A-3128-10T3 (N.J. Super. App. Div. 2011) (Unpublished)

ZONING; REDEVELOPMENT; NOTICES — Where a property owner receives timely notice of a hearing at which a zoning ordinance will be adopted, absent its ability to demonstrate true surprise, it is not entitled to an adjournment of the hearing just because it needs more time to address the impact of a zone change.

Property owners owned property within the municipality’s redevelopment plan. The municipality drafted two new ordinances to amend its redevelopment plan and zoning code. Its planning board found the ordinances consistent with the municipality’s master plan. The municipality held a first reading of the ordinances at a regular meeting. Then, it scheduled a second reading and a public hearing. It mailed notice of the scheduled second reading to affected property owners and published the notice in local newspapers.

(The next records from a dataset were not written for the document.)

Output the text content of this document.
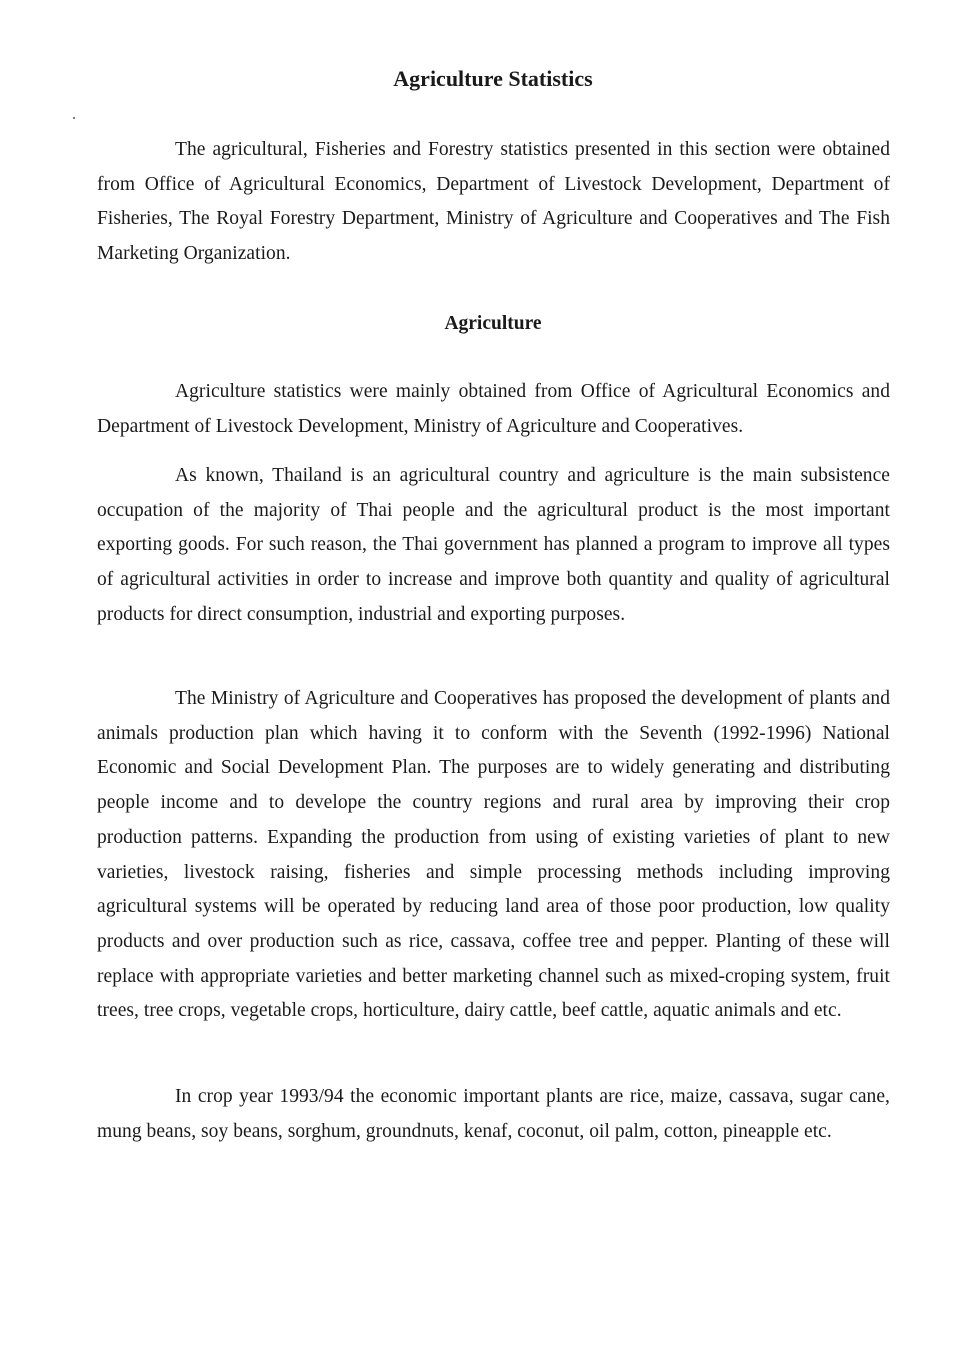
Agriculture Statistics

The agricultural, Fisheries and Forestry statistics presented in this section were obtained from Office of Agricultural Economics, Department of Livestock Development, Department of Fisheries, The Royal Forestry Department, Ministry of Agriculture and Cooperatives and The Fish Marketing Organization.

Agriculture

Agriculture statistics were mainly obtained from Office of Agricultural Economics and Department of Livestock Development, Ministry of Agriculture and Cooperatives.

As known, Thailand is an agricultural country and agriculture is the main subsistence occupation of the majority of Thai people and the agricultural product is the most important exporting goods. For such reason, the Thai government has planned a program to improve all types of agricultural activities in order to increase and improve both quantity and quality of agricultural products for direct consumption, industrial and exporting purposes.

The Ministry of Agriculture and Cooperatives has proposed the development of plants and animals production plan which having it to conform with the Seventh (1992-1996) National Economic and Social Development Plan. The purposes are to widely generating and distributing people income and to develope the country regions and rural area by improving their crop production patterns. Expanding the production from using of existing varieties of plant to new varieties, livestock raising, fisheries and simple processing methods including improving agricultural systems will be operated by reducing land area of those poor production, low quality products and over production such as rice, cassava, coffee tree and pepper. Planting of these will replace with appropriate varieties and better marketing channel such as mixed-croping system, fruit trees, tree crops, vegetable crops, horticulture, dairy cattle, beef cattle, aquatic animals and etc.

In crop year 1993/94 the economic important plants are rice, maize, cassava, sugar cane, mung beans, soy beans, sorghum, groundnuts, kenaf, coconut, oil palm, cotton, pineapple etc.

At the second hearing, the municipality passed the two ordinances. The first ordinance amended the municipality’s redevelopment plan and the second ordinance restricted where solar energy facilities could be built and imposed related construction requirements. At the hearing, a particular property owners’ attorney wrote for an extension of the hearing date in order to address the impact of the zone change. The municipality voted to proceed without adjournment. After the ordinances passed, the property owners sued, arguing there were procedural defects because the municipality did not grant the requested adjournment, the ordinances were contrary to state and federal law public policy, and the amendments lacked a rational, substantial basis and proper enabling authority.

The lower court disposed of all claims and defenses and entered an order, granting in part, and denying in part, the requested relief,. The property owners appealed the dismissal of a portion of their complaint wherein they were alleging that: (1) the municipality wrongly denied their request for an adjournment; and (2) the ordinances contravened the designation of solar energy facilities as an inherently beneficial use under the Municipal Land Use Law.

The owners appealed, but the Appellate Division affirmed the lower court’s decision, holding that the property owners had received proper statutory notice and had sufficient time to consult with counsel and prepare their case. The applicable statute provides that an affected property owner must receive ten days’ notice. Also, they did. They also did not allege any surprises, and therefore their argument that they did not have enough time to prepare was unpersuasive. For these reasons, the denial of the request for an adjournment was not arbitrary, capricious or unreasonable. Furthermore, according to the Court, the lower court properly took into account the legislature’s recent designation of solar facilities as inherently beneficial uses, but justifiably concluded that the restrictions in the ordinance did not conflict with the new statutory provisions. Thus, the Court found no reason to disturb the lower court’s finding.